LLM Teacher-Student Framework for Text Classification With No Manually Annotated Data: A Case Study in IPTC News Topic Classification
Taja Kuzman, Nikola Ljubešić
2024-12-02

Summary
This paper presents a teacher-student framework that uses large language models (LLMs) to classify news topics in multiple languages without needing any manually labeled data.
What's the problem?
As the amount of news available online continues to grow, it becomes increasingly important to classify these stories by topic so that readers can easily find relevant information. However, doing this accurately across different languages is challenging, especially when there is no existing labeled data to train the models.
What's the solution?
The authors propose a framework where a large model, called the teacher model, automatically annotates news articles in several languages (Slovenian, Croatian, Greek, and Catalan) to create a training dataset. This model shows strong performance even without prior training on those specific languages. Smaller models, known as student models, are then trained on this annotated dataset. These student models can achieve high accuracy similar to the teacher model while being more efficient and easier to use.
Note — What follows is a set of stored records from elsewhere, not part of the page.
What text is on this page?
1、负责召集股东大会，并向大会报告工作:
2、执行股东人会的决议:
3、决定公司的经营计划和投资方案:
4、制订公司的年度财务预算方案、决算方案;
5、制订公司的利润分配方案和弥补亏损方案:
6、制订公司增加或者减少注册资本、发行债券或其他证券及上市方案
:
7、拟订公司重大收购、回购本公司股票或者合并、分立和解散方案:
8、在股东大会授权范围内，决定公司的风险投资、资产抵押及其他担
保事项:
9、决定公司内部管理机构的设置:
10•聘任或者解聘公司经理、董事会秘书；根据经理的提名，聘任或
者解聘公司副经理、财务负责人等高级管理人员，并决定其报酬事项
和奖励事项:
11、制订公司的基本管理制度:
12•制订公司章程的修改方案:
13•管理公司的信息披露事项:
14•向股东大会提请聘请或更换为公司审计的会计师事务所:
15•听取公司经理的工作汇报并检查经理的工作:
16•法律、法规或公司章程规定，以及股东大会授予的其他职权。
The study also explores how much training data is needed for good performance and how well the models can work across different languages.
Why it matters?
This research is significant because it provides a way to effectively classify news topics in multiple languages without requiring extensive manual work. By making it easier to organize and access news content, this framework can help improve how people find information and stay informed about current events, which is especially valuable in our increasingly globalized world.
Abstract
With the ever-increasing number of news stories available online, classifying them by topic, regardless of the language they are written in, has become crucial for enhancing readers' access to relevant content. To address this challenge, we propose a teacher-student framework based on large language models (LLMs) for developing multilingual news classification models of reasonable size with no need for manual data annotation. The framework employs a Generative Pretrained Transformer (GPT) model as the teacher model to develop an IPTC Media Topic training dataset through automatic annotation of news articles in Slovenian, Croatian, Greek, and Catalan. The teacher model exhibits a high zero-shot performance on all four languages. Its agreement with human annotators is comparable to that between the human annotators themselves. To mitigate the computational limitations associated with the requirement of processing millions of texts daily, smaller BERT-like student models are fine-tuned on the GPT-annotated dataset. These student models achieve high performance comparable to the teacher model. Furthermore, we explore the impact of the training data size on the performance of the student models and investigate their monolingual, multilingual and zero-shot cross-lingual capabilities. The findings indicate that student models can achieve high performance with a relatively small number of training instances, and demonstrate strong zero-shot cross-lingual abilities. Finally, we publish the best-performing news topic classifier, enabling multilingual classification with the top-level categories of the IPTC Media Topic schema.